On Tuesday, in the Mad River Valley, at least three towns will tackle the issue of global warming. But for Warren, Waitsfield and Fayston, the ballot measures have a decidedly local focus. According to backers of a plan to reduce carbon emissions in the Valley by 10 percent, this rural Vermont enclave is as good a place as any to start solving the international climate-change crisis.
"We wanted to test out a prototype approach for organizing people and getting them to start changing behaviors," says Bob Ferris, head of the Yestermorrow Design/Build School in Warren. "… The assumption is that towns, and the elected set of officials representing our government, should take a leadership role in this, and people see what's going on and adopt it in their own lives."

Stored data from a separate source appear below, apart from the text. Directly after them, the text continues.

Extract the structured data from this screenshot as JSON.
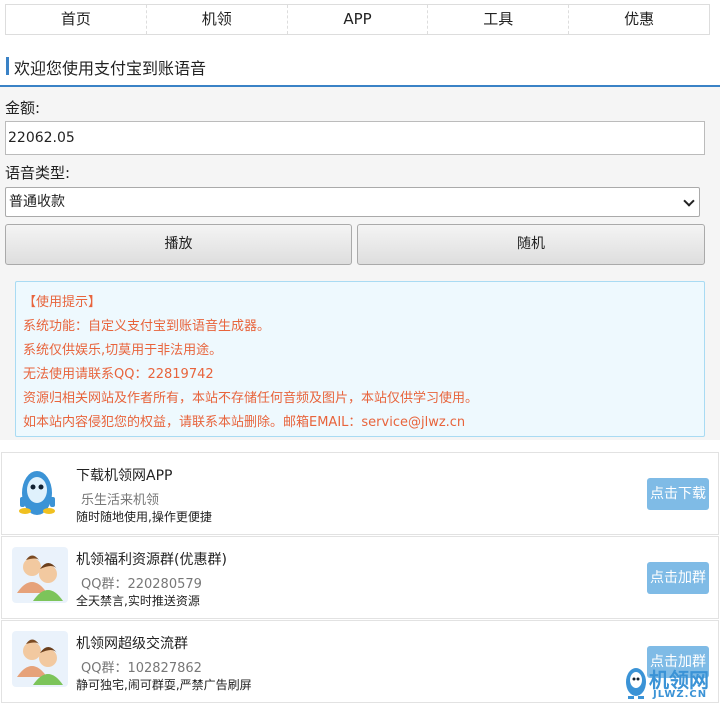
{
  "nav": {
    "items": [
      "首页",
      "机领",
      "APP",
      "工具",
      "优惠"
    ]
  },
  "page": {
    "title": "欢迎您使用支付宝到账语音"
  },
  "form": {
    "amount_label": "金额:",
    "amount_value": "22062.05",
    "voice_type_label": "语音类型:",
    "voice_type_selected": "普通收款",
    "play_button": "播放",
    "random_button": "随机"
  },
  "tips": {
    "heading": "【使用提示】",
    "lines": [
      "系统功能：自定义支付宝到账语音生成器。",
      "系统仅供娱乐,切莫用于非法用途。",
      "无法使用请联系QQ：22819742",
      "资源归相关网站及作者所有，本站不存储任何音频及图片，本站仅供学习使用。",
      "如本站内容侵犯您的权益，请联系本站删除。邮箱EMAIL：service@jlwz.cn"
    ]
  },
  "cards": [
    {
      "title": "下载机领网APP",
      "sub": "乐生活来机领",
      "desc": "随时随地使用,操作更便捷",
      "action": "点击下载",
      "icon": "mascot-icon"
    },
    {
      "title": "机领福利资源群(优惠群)",
      "sub": "QQ群：220280579",
      "desc": "全天禁言,实时推送资源",
      "action": "点击加群",
      "icon": "group-users-icon"
    },
    {
      "title": "机领网超级交流群",
      "sub": "QQ群：102827862",
      "desc": "静可独宅,闹可群耍,严禁广告刷屏",
      "action": "点击加群",
      "icon": "group-users-icon"
    }
  ],
  "watermark": {
    "text": "机领网",
    "domain": "JLWZ.CN"
  },
  "colors": {
    "accent": "#3a82c6",
    "tip_text": "#e8643c",
    "tip_bg": "#eef9fe",
    "action_btn": "#7fbbe6"
  }
}
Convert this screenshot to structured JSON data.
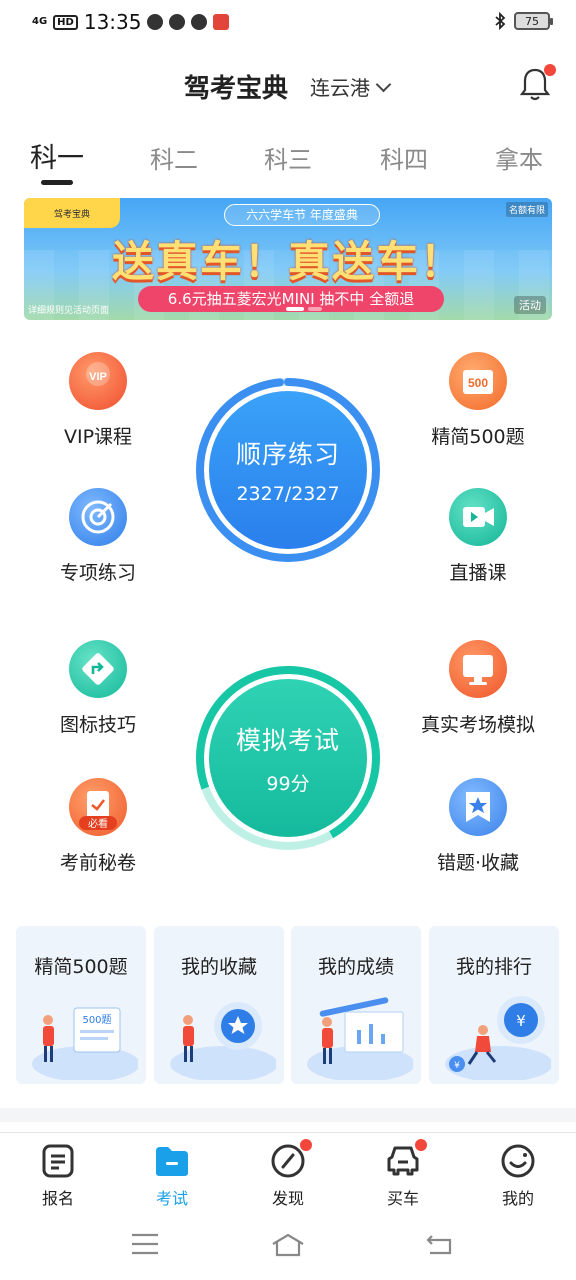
{
  "status_bar": {
    "network": "4G",
    "hd": "HD",
    "time": "13:35",
    "battery": "75"
  },
  "header": {
    "title": "驾考宝典",
    "city": "连云港"
  },
  "subject_tabs": [
    "科一",
    "科二",
    "科三",
    "科四",
    "拿本"
  ],
  "banner": {
    "tagline": "六六学车节 年度盛典",
    "headline": "送真车！真送车！",
    "subline": "6.6元抽五菱宏光MINI 抽不中 全额退",
    "corner_note": "名额有限",
    "rules_note": "详细规则见活动页面",
    "tag": "活动",
    "logo": "驾考宝典"
  },
  "features_left": [
    {
      "label": "VIP课程",
      "icon": "vip-icon",
      "color": "#f2603a"
    },
    {
      "label": "专项练习",
      "icon": "target-icon",
      "color": "#3f8ef0"
    },
    {
      "label": "图标技巧",
      "icon": "road-sign-icon",
      "color": "#1fc4a8"
    },
    {
      "label": "考前秘卷",
      "icon": "clipboard-icon",
      "color": "#f27a3a",
      "badge": "必看"
    }
  ],
  "features_right": [
    {
      "label": "精简500题",
      "icon": "500-icon",
      "color": "#f47d3a",
      "badge": "500"
    },
    {
      "label": "直播课",
      "icon": "video-icon",
      "color": "#18c1a6"
    },
    {
      "label": "真实考场模拟",
      "icon": "monitor-icon",
      "color": "#f36a3a"
    },
    {
      "label": "错题·收藏",
      "icon": "bookmark-star-icon",
      "color": "#3f8ef0"
    }
  ],
  "practice": {
    "title": "顺序练习",
    "progress": "2327/2327",
    "progress_fraction": 1.0
  },
  "exam": {
    "title": "模拟考试",
    "score": "99分"
  },
  "cards": [
    {
      "title": "精简500题",
      "illu_text": "500题"
    },
    {
      "title": "我的收藏"
    },
    {
      "title": "我的成绩"
    },
    {
      "title": "我的排行"
    }
  ],
  "bottom_nav": [
    {
      "label": "报名",
      "icon": "form-icon"
    },
    {
      "label": "考试",
      "icon": "folder-icon",
      "active": true
    },
    {
      "label": "发现",
      "icon": "compass-icon",
      "dot": true
    },
    {
      "label": "买车",
      "icon": "car-icon",
      "dot": true
    },
    {
      "label": "我的",
      "icon": "smile-icon"
    }
  ],
  "colors": {
    "accent": "#1aa0e8",
    "practice_blue": "#2f8cf0",
    "exam_green": "#1dc8a8",
    "notify_red": "#f2473a"
  }
}
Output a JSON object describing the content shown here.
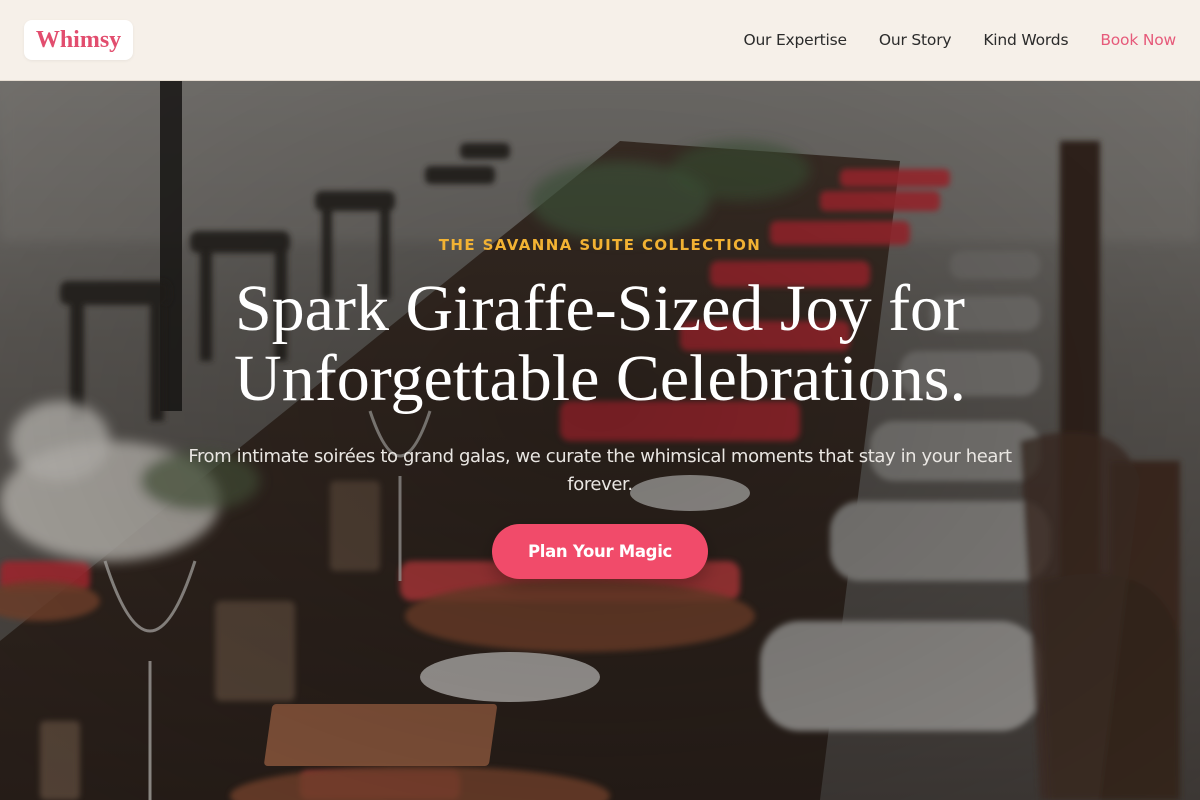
{
  "brand": {
    "name": "Whimsy",
    "color": "#e24d6e"
  },
  "nav": {
    "items": [
      {
        "label": "Our Expertise"
      },
      {
        "label": "Our Story"
      },
      {
        "label": "Kind Words"
      }
    ],
    "cta_label": "Book Now",
    "cta_color": "#e65a7a"
  },
  "hero": {
    "eyebrow": "THE SAVANNA SUITE COLLECTION",
    "headline": "Spark Giraffe-Sized Joy for Unforgettable Celebrations.",
    "subtext": "From intimate soirées to grand galas, we curate the whimsical moments that stay in your heart forever.",
    "button_label": "Plan Your Magic",
    "button_color": "#f14b6a",
    "eyebrow_color": "#f2b233",
    "background_image": "outdoor-banquet-table-photo"
  }
}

Ferris is among the founding members of "Carbon Shredders," the coalition of Valley residents that petitioned to have the carbon-reducing articles on town meeting warnings in Warren, Waitsfield and Fayston. Moretown may consider the measures from the floor.
All three towns will consider a nonbinding resolution to reduce the energy use and carbon emissions of residents, businesses and institutions by 10 percent by 2010. Warren will also vote on two additional articles: one mandates town participation in the so-called "10 by 10" effort; the other asks voters to appropriate $600 to Carbon Shredders to help fund the group's Valley-wide effort.
Gregor Barnham is head of the corporate responsibility division at the Burlington-based company Seventh Generation and a Carbon Shredders founder. As a Valley resident, Barnham wanted to incorporate the firm's "footprint" mitigation efforts into his own community.
"I thought it'd be fun to start this group and use it as a launching pad – Can we get the whole valley to reduce its carbon footprint by 10 percent by 2010?'" Barnham said.
It's still unclear exactly what Valley residents are signing on for. Barnham says the carbon-reduction mandate will assume whatever form its participants choose.
"It means something different for everybody," he says. "How many showers you take a day, the insulation in the house, buying food locally … You can actually find ways to reduce your energy consumption just by paying attention to what you're doing."
Calculating the amount of energy saved – and carbon sequestered – means voluntary participation in a Web-based carbon-tracking system. By inputting various behavioral changes into a tracking site, Valley residents as a whole will be able to quantify their impact.
"We can have this whole thing reported, and it becomes inspirational in the rest of the country," Barnham says.
Barry Simpson is a longtime selectman in Warren. He says he supports the underlying concept behind the articles but is wary of the measure that mandates 10-percent energy reduction in town facilities. While the town will continue to pursue good environmental practices, Simpson says, selectmen cannot do so at the cost of Warren's fiscal health.
"I believe they're going to amend that so that rather than mandating it, it would be expressed in terms of the town's ability to accomplish that within future budget constraints," Simpson says.
Still, Simpson says environmental and economic interests often overlap. The town has already sought energy efficiencies in its operations, and he says it welcomes the expertise of the Carbon Shredders in finding even more.
"This is a group that certainly has a lot of creditability in terms of what its members have done and achieved previously," Simpson says.
Barnham says the Carbon Shredders will follow the Town Meeting Day vote with a March 18 event preparing residents for the carbon-reducing program. Teams of about 10 people will be sent off to train other Valley residents on carbon-reduction measures.
"We'll begin to see if the ripple effect actually works," Barnham says. "We'll have a Web site, and we're looking at a marketing-buzz strategy to keep people going."
By reframing global warming as a local-warming issue, Ferris says, residents may recognize the benefits, or hazards, of their own personal behavior.
"I think may people think it doesn't really matter, or it's such a big issue they may feel disempowered," Ferris says. "But when they see the needle start to drop on their own carbon usage, it gives you hope … The point is to get people to start thinking."